ST. JOHNS (WILX)-- Could early education be the newest tool in preventing crime? Local sheriffs seem to think so.
Ingham and Clinton county released a report Wednesday showing preschool programs could be a big factor in keeping Michigan's prison population down.
There's currently more than 43,000 adults incarcerated in Michigan's jails and prisons. That adds up to more than $2 billion dollars spent every year on prisoners in the state.
"I know from personal experience we can't prosecute or arrest our way out of this situation. It's just not going to happen," said Clinton County Sheriff Wayne Kangas.
According to Sheriff Kangas and Ingham County Sheriff Gene Wriggelsworth, early education is the key. Right now only 4% of Michigan prisoners under the age of twenty have a high school diploma.
"At risk kids, they're the ones we end up getting in the long run. We should strive to put ourselves out of business, and that's why we are here today," said Sheriff Wriggelsworth.
They report that investing in more high quality preschools and early childhood development programs would reduce the number of people incarcerated in Michigan by more than 4,000 every year. That big of a reduction would save the state more than $206 million dollars every year.
"There's not going to be instant rewards to this. This is a long term process, but it has to begin somewhere," said Sheriff Kangas.

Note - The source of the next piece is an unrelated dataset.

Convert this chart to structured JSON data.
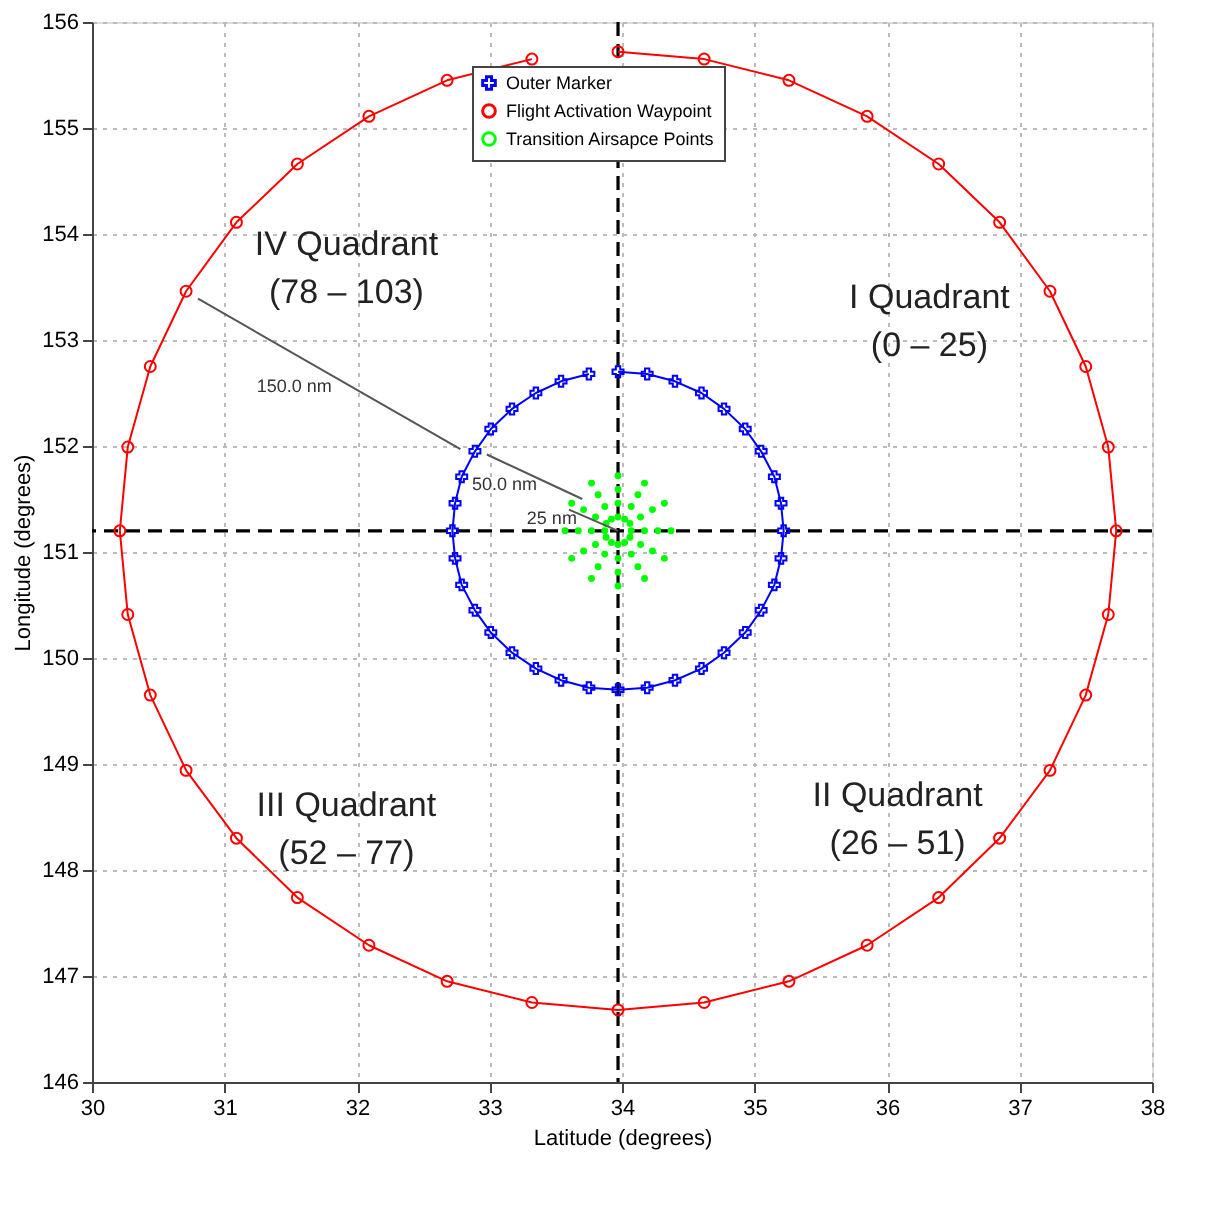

Their solution is a state and federal partnership that would give $67 million dollars to Michigan per year, for the next ten years. The money would have to be strictly be used towards pre-k and early childhood development programs. The big difference between this partnership and Head-Start, is that the State would have the power to decide where the money goes, not the federal government.
According to Kathy Pelleran, Sate Director of Fight Crime:Invest in Kids, the money for the partnership would come from a tobacco tax increase. It will be introduced to the US Senate and House later on this year.
This report presented by Sheriff Kangas and Sheriff Wriggelsworth was based on a study done years ago at Perry Preschool in Ypsilanti. It followed those kids for decades. They were 46% less likely to end up in jail or prison by the age of 40.